Gregory West – O crime organizado continua sendo um problema nos Estados Unidos. Continuamos mantendo o foco na atividade criminosa, assim como nas operações do crime organizado que se expandem pelo mundo. É um problema cada vez maior e tem exigido a atenção do Departamento de Justiça, que tem trabalhado à luz da lei que lida com formação de quadrilha, extorsão e crime organizado.

Como tem sido esse debate na mídia americana?

G.W. – Você me disse, anteriormente, que passou um tempo em Londres. Uma das coisas que eu aprendi, durante as investigações que eu fiz, é que a relação entre a segurança pública e a imprensa no Reino Unido é muito diferente da que se verifica nos Estados Unidos. De acordo com o que me foi relatado, a polícia inglesa rotineiramente concede informações à imprensa em troca de outras informações que estão em poder dos jornalistas. Nos Estados Unidos, há regras muito rígidas sobre as informações que o Departamento de Justiça pode fornecer à mídia, os comentários que os promotores federais podem fazer em relação aos crimes, não só o crime organizado. Essas restrições e limitações têm como objetivo garantir um julgamento justo ao acusado, porque se nós passarmos para a imprensa todas as provas que serão apresentadas em juízo antes do julgamento, as pessoas, o júri, por exemplo, vão ler tudo nos jornais, e presumivelmente vai ser mais difícil dar um veredicto imparcial com base naquilo que o juiz permitir apresentar como provas em juízo.

‘Existe uma tensão entre a mídia e a comunidade da segurança pública’

Por outro lado, os advogados de defesa normalmente fornecem muito mais informações para a mídia do que os promotores. Geralmente, existe uma tensão entre a mídia e a comunidade da segurança pública. A mídia alega que deveria ter acesso a todas as informações, porque o público teria o direito de saber tudo. Mas há boas razões para não divulgarmos todas as informações: em primeiro lugar, para que o réu tenha um julgamento justo; em segundo, se houver um informante, por exemplo, para evitar o risco de que uma identidade venha a ser revelada; em terceiro lugar, para proteger também as investigações correntes, dependendo do caso. É claro que, se a mídia relata a fase da investigação do crime organizado, o criminoso pode mudar a estratégia da sua operação, e isso dificulta a coleta de provas, na continuidade da investigação. Então eu acho que há razões válidas para que isso aconteça dessa forma.

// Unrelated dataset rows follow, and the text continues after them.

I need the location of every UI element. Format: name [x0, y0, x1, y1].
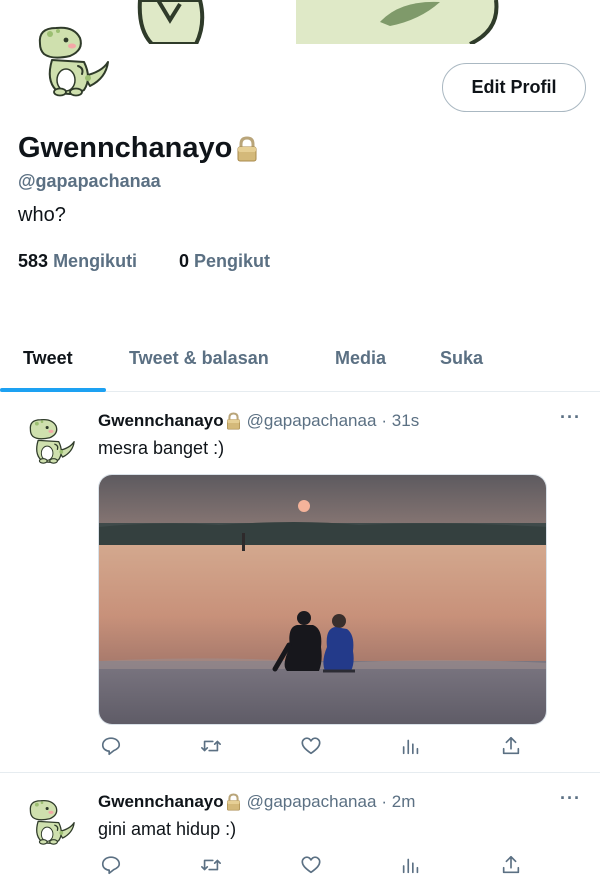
active-tab-indicator [0, 388, 106, 392]
following-link[interactable]: 583 Mengikuti [18, 251, 137, 272]
display-name-text: Gwennchanayo [18, 132, 233, 164]
profile-display-name: Gwennchanayo [18, 132, 258, 165]
profile-bio: who? [18, 204, 66, 226]
reply-icon[interactable] [100, 735, 126, 761]
tweet-card[interactable]: Gwennchanayo @gapapachanaa · 2m ··· gini… [0, 774, 600, 881]
tweet-text: gini amat hidup :) [98, 819, 237, 839]
tweet-timestamp[interactable]: · 2m [381, 792, 415, 812]
followers-count: 0 [179, 251, 190, 271]
tab-tweet[interactable]: Tweet [23, 348, 73, 369]
tweet-author-name[interactable]: Gwennchanayo [98, 792, 224, 812]
following-count: 583 [18, 251, 49, 271]
sunset-beach-photo-icon [99, 475, 546, 724]
tweet-header: Gwennchanayo @gapapachanaa · 2m [98, 792, 415, 812]
lock-icon [236, 136, 258, 162]
share-icon[interactable] [500, 854, 526, 880]
profile-avatar[interactable] [30, 22, 114, 100]
lock-icon [226, 793, 241, 811]
tweet-actions [98, 854, 528, 880]
profile-handle: @gapapachanaa [18, 171, 161, 191]
lock-icon [226, 412, 241, 430]
like-icon[interactable] [300, 854, 326, 880]
tweet-card[interactable]: Gwennchanayo @gapapachanaa · 31s ··· mes… [0, 393, 600, 773]
more-options-icon[interactable]: ··· [560, 407, 581, 428]
reply-icon[interactable] [100, 854, 126, 880]
like-icon[interactable] [300, 735, 326, 761]
tab-media[interactable]: Media [335, 348, 386, 369]
following-label: Mengikuti [53, 251, 138, 271]
tweet-avatar[interactable] [24, 796, 78, 848]
retweet-icon[interactable] [200, 854, 226, 880]
tweet-photo[interactable] [98, 474, 547, 725]
followers-label: Pengikut [194, 251, 271, 271]
analytics-icon[interactable] [400, 854, 426, 880]
tweet-author-name[interactable]: Gwennchanayo [98, 411, 224, 431]
tweet-author-handle[interactable]: @gapapachanaa [247, 411, 377, 431]
tweet-text: mesra banget :) [98, 438, 225, 458]
tweet-actions [98, 735, 528, 761]
retweet-icon[interactable] [200, 735, 226, 761]
tweet-author-handle[interactable]: @gapapachanaa [247, 792, 377, 812]
more-options-icon[interactable]: ··· [560, 788, 581, 809]
tweet-avatar[interactable] [24, 415, 78, 467]
share-icon[interactable] [500, 735, 526, 761]
tab-tweet-replies[interactable]: Tweet & balasan [129, 348, 269, 369]
tweet-header: Gwennchanayo @gapapachanaa · 31s [98, 411, 419, 431]
tweet-timestamp[interactable]: · 31s [381, 411, 419, 431]
analytics-icon[interactable] [400, 735, 426, 761]
followers-link[interactable]: 0 Pengikut [179, 251, 270, 272]
profile-tabs: Tweet Tweet & balasan Media Suka [0, 330, 600, 392]
edit-profile-button[interactable]: Edit Profil [442, 63, 586, 112]
tab-likes[interactable]: Suka [440, 348, 483, 369]
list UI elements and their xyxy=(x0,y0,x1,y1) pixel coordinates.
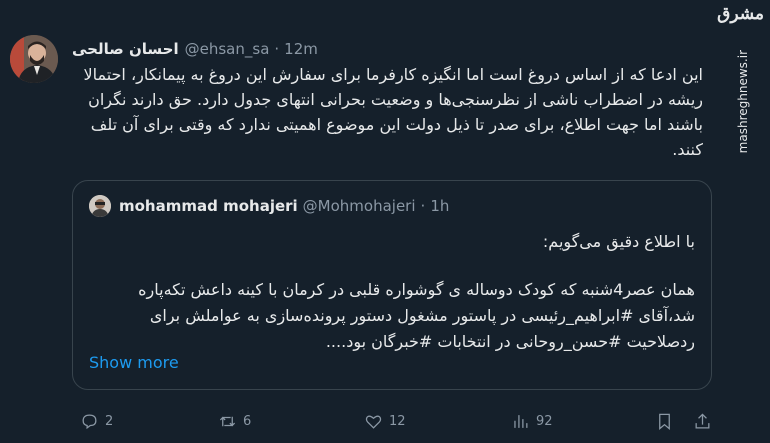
show-more-link[interactable]: Show more xyxy=(89,353,179,372)
views-icon xyxy=(514,414,528,428)
action-bar: 2 6 12 92 xyxy=(0,408,770,434)
views-count[interactable]: 92 xyxy=(536,414,553,429)
quoted-author-avatar[interactable] xyxy=(89,195,111,217)
reply-count: 2 xyxy=(105,413,114,429)
separator-dot: · xyxy=(274,40,280,58)
views-button[interactable]: 92 xyxy=(511,408,553,434)
quoted-author-name[interactable]: mohammad mohajeri xyxy=(119,197,298,215)
retweet-count[interactable]: 6 xyxy=(243,414,251,429)
avatar-image xyxy=(10,35,58,83)
bookmark-button[interactable] xyxy=(655,408,674,434)
watermark-site: mashreghnews.ir xyxy=(736,50,750,154)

No Brasil, especialmente nos casos de grande repercussão que provocam comoção pública, a tendência é de que as manchetes sejam muito ‘pesadas’, acaba havendo uma pré-condenação daqueles que estão sendo acusados. Nos Estados Unidos, a situação é similar?

G.W. – Alguns casos chamam mais a atenção da mídia do que outros, normalmente casos que envolvem acusados famosos. O caso do O.J. Simpson, por exemplo: ele recebeu uma atenção gigantesca da mídia, por envolver uma celebridade. Agora ele está sendo acusado de novo. Houve muita pressão da mídia, as pessoas se concentram nos casos mais recentes, e todos acompanham a cobertura. Particularmente eu devo admitir que apresento as provas no tribunal e não presto tanta atenção no que os jornais ou as emissoras de televisão falam, nos casos em que trabalho. Eu não poderia responder à sua pergunta, porque eu não conheço bem a cobertura da mídia, eu conheço mais os fatos. A nossa meta é garantir que cada acusado de um crime nos Estados Unidos tenha um julgamento justo, seja por um júri, por exemplo, por pessoas que nem sempre têm uma opinião formada de como o caso se desenvolveu.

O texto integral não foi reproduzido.